The Wide Open GOP Nomination Race

Time has an interesting article this week on the turbulent Republican presidential nomination process. The frontrunner so far? None of the above! Here's a snippet:

Watching the G.O.P. search for a nominee has been a little like going to dinner at one of those mock medieval-jousting shows, where knight after knight appears in shining armor, only to be knocked rudely off his horse and into the dirt. Early White House favorites George Allen and Bill Frist quickly fell by the wayside in 2006. John McCain — too much of a maverick to ever be a G.O.P. favorite, and yet a year ago the presumptive front-runner — crash-landed his campaign this summer and is only now showing signs of an unlikely resurrection. His friend Fred Thompson materialized in midsummer to catch McCain's crown, but he fizzled fast. Romney became the party's default darling, spending his way to the top of several polls. But now he too has taken hits for being slippery, and what counts as momentum has passed to Huckabee, a former Baptist preacher from, of all places, Hope, Ark. The way the recurring nightmare has been going, Huckabee is likely to be unhorsed right about ... now.

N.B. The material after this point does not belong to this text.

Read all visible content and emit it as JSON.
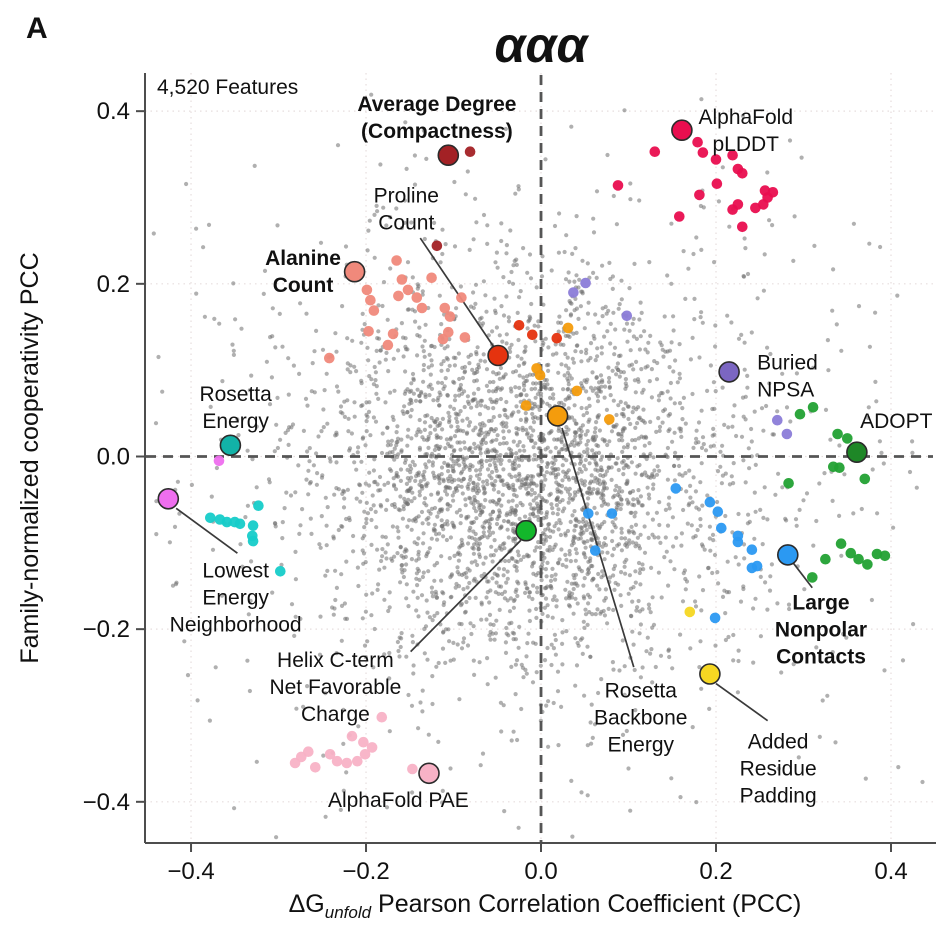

Even Giuliani, the national front-runner — a title that normally means something in a G.O.P. race but this year is the equivalent of "honorary chairman" — is slumping in polls. Republicans have no experience with chaos like this, except in history books. "It is without a doubt," says G.O.P. strategist Ralph Reed, "the most unpredictable roller-coaster ride we've seen in a Republican primary since the rise of the primary in the 1960s." Party-history buff Newt Gingrich went further: he called the G.O.P. contest the most wide-open race the party has held since 1940 — the year Wendell Willkie needed six ballots to capture the nomination before losing to F.D.R. in a third-term landslide.

It's improbable that someone named George Bush, the most visible beneficiary of the G.O.P.'s longtime bias toward primogeniture, would be responsible for bringing its era to a halt. But he is chiefly to blame for leaving the party of his father and grandfather without a healthy male heir. Bush tapped Dick Cheney seven years ago to be his Veep in part because he did not want a Vice President whose loyalties were divided between the Oval Office and the Des Moines Register. Cheney ran once before and could have jumped in again (he will be only 67 in January) had things gone differently. But Cheney is even less popular than Bush, whose ratings move in a narrow band between the high 20s and mid-30s and have been dragging down fellow Republicans. Even if the war in Iraq continues to simmer down or the economy firms, Republicans aren't likely to get much credit.

The disarray can't be blamed on Bush entirely; he may even deserve credit for postponing it. Some students of the G.O.P. have argued that the revolution that brought the party to power in Congress in 1994 was pretty much a spent force by 2000. Under this theory, Republicans should have lost that election but survived thanks to Bush's qualities, the butterfly ballot and five Supreme Court Justices. Then 9/11 happened, which enabled Bush to win reelection, despite the fact that the G.O.P.'s sell-by date had long since passed. The past seven years, in this view, were an anomaly that postponed the reckoning and made the G.O.P. crash even more severe.

Still, it is hard to overestimate the moral and intellectual power outage that now darkens the G.O.P.. Long out of step with a majority of voters on such secondary issues as outlawing abortion and narrowing stem-cell research, Republicans have more recently managed to get themselves on the wrong side of popular trends on what were once old reliables: foreign policy, economics, energy, even health care. Iraq is still somewhat taboo in Republican debates, so fearful are the candidates that the situation in Baghdad might again deteriorate. Thanks to Katrina and several war-contracting scandals, the party has squandered its bragging rights on running a more efficient government. "We've lost, clearly, some of the moral high ground on the larger issues of taxes and spending," says South Carolina Governor Mark Sanford.
Perhaps, but I wouldn't put too much stock into the notion that the GOP is already sunk for 2008 - the notion of GOP disarray is overblown.

The lack of a clear frontrunner has forced the party to think about its core identity: What will
a post-Bush conservatism look like? Small-government ideology? A Reaganite foreign policy?

Who knows, although it's fair to say that Republicans will solidly unite behind the eventual nominee, and conservative priorities on immigration, social issues, and taxes will form key planks of the eventual GOP party platform.

It's going to be a great year. Republican candidates have fared well in recent elections,
with Bobby Jinal winning the governorship of Lousiana, and two GOP candidates winning special elections to Congress just this week.

Continued progress in Iraq - and the Democratic Party's own policy blunders - will work to the GOP's advantage in 2008.